Jésus les accompagna aussitôt, entouré d’une foule curieuse. Cependant, le centurion, entre-temps, s’était remis en question. Il avait sans doute entendu l’histoire de son voisin, l’homme noble, comment Jésus, à Cana, à vingt-cinq kilomètres de là, avait guéri son enfant malade à Capharnaüm (cf. Lc 7, 9). Il n’avait certainement pas besoin de se rendre chez lui ; et, honteux de son insouciance, il envoya des amis à la poursuite des anciens pour réparer l’erreur. Jésus avait répondu si promptement au premier appel qu’il était déjà près de la maison avant qu’ils ne le rencontrent. Ils lui transmettirent le message du centurion, et il était très différent de la demande cavalière des anciens. « Seigneur », disait-il, « je ne suis pas digne que tu entres sous mon toit. Dis un mot, et mon esclave sera guéri. Car je suis un homme soumis à des supérieurs, j’ai des soldats sous mes ordres ; et je dis à l’un : « Va », et il va, [ p. 90 ] ; à un autre : « Viens », et il vient, et à mon esclave : « Fais ceci », et il le fait. » C’était une idée de soldat. Il concevait Jésus comme le commandant suprême de l’armée céleste, le Seigneur des anges, ces ministres qui faisaient sa volonté. Bien que rudimentaire, cette pensée révélait une foi élevée et respectueuse, et il fut surpris et heureux de la trouver dans le cœur d’un païen. Il se tourna vers la foule. « En vérité, je vous le dis », dit-il, « même en Israël je n’ai pas trouvé une telle foi. » Et elle fut justifiée : l’esclave fut guéri.

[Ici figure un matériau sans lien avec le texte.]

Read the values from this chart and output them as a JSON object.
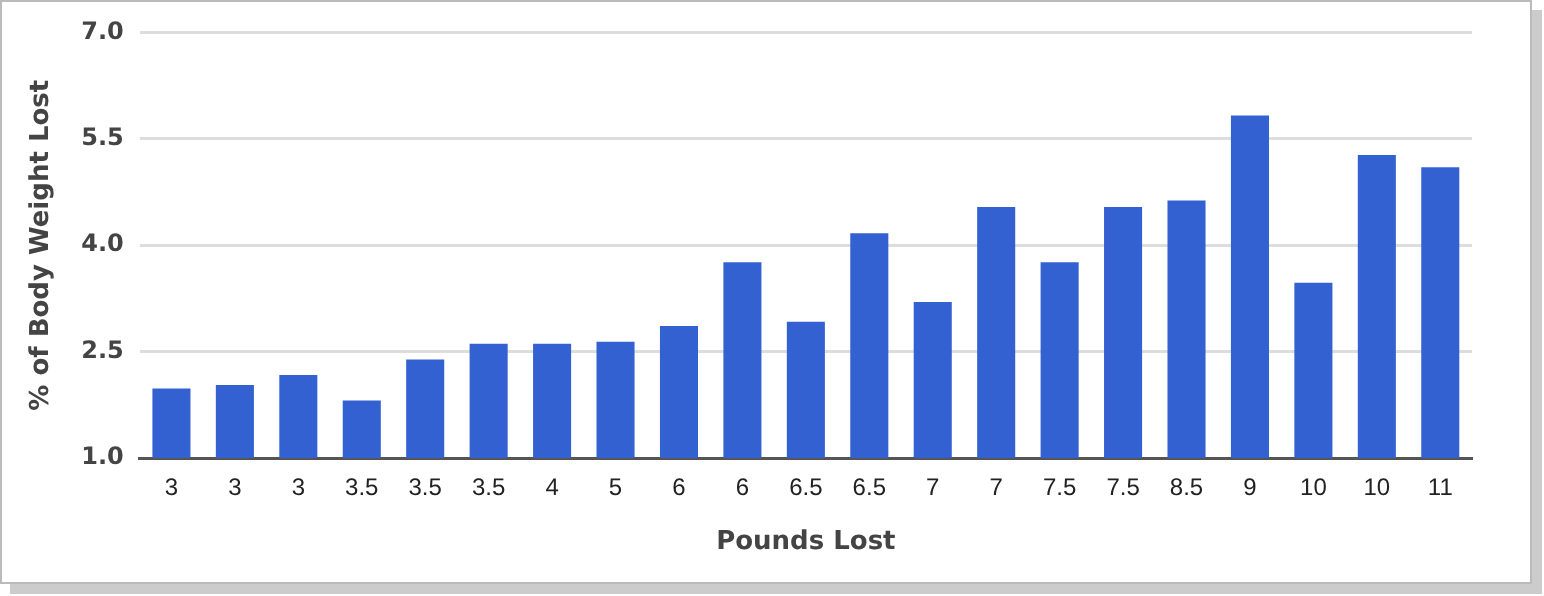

Le miracle eut des conséquences diverses. Il gagna certainement le centurion et sa famille, et ils trouveraient dans l’Évangile la satisfaction que leurs cœurs païens aspiraient tant et que le judaïsme n’avait qu’imparfaitement apportée. Il impressionnerait le peuple, l’assurant de la messianité du Seigneur et faisant de lui plus que jamais le héros du moment. Mais il déplut à leurs dirigeants. Son éloge de la foi d’un Gentil, supérieure à celle qu’il avait trouvée en Israël, offenserait leur orgueil juif ; et ils seraient peinés d’avoir perdu la dévotion d’un fidèle si généreux. Leur jalousie secrète envers Jésus se transforma en antagonisme ouvert, et à partir de ce jour, ils devinrent ses ennemis implacables, avides de trouver des occasions de le contredire.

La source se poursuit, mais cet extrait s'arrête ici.